Context.—: Diagnostic strategies for endometrial cancer have been evolving, with cytologic analysis being considered a key method in integrated oncologic diagnostics because of its less invasive nature and adaptability to various assessments. Liquid-based cytology (LBC) has emerged as a promising method for intact DNA preservation; it exhibits improved efficiency in advanced sequencing applications such as next-generation sequencing. However, despite the use of LBC in panel assays, its application in whole-exome sequencing (WES) for comprehensive genomic profiling remains underexplored.
Objective.—: To investigate whether molecular classification is possible based on WES using DNA derived from LBC specimens.
Design.—: We combined WES with targeted gene panel analysis to compare genomic findings of LBC and traditional tissue samples obtained from 7 cases of endometrial cancer. We investigated pathogenic mutations, tumor mutational burden, and microsatellite instability, and achieved molecular classification with high accuracy.

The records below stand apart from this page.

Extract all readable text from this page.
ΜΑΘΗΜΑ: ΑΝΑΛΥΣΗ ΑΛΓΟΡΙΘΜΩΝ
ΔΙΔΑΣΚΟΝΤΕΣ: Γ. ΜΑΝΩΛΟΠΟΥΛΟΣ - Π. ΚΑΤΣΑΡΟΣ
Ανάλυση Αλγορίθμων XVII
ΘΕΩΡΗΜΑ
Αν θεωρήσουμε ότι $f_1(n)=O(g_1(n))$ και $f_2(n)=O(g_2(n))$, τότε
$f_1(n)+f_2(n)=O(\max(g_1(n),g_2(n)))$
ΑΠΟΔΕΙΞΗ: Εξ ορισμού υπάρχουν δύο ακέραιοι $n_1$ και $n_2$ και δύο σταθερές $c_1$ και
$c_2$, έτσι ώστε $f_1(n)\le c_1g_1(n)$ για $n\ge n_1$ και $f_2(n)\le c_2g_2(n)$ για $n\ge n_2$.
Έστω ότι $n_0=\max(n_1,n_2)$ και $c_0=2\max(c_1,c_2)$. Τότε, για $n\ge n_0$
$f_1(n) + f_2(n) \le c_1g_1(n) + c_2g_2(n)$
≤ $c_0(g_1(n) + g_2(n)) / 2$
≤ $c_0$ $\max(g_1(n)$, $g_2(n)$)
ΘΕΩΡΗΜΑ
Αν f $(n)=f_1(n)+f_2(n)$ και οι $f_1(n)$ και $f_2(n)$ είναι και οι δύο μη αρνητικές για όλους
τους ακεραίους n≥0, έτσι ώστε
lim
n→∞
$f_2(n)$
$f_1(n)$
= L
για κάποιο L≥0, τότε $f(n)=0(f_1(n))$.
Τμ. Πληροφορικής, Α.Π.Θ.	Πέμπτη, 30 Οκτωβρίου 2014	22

Results.—: We found a substantial concordance between LBC and traditional tissue samples in terms of pathogenic mutation detection, with a 95% match in the LBC samples and 94% in the tissue samples. Notably, our results highlight the importance of combining WES with panel-based analysis in identifying the ultramutated status of a case that had been missed during panel analysis.
Conclusions.—: Our findings emphasize the potential of LBC samples in the precise and noninvasive genomic analysis of cases of endometrial cancer and offer a new avenue for developing diagnostic and therapeutic strategies in precision oncology.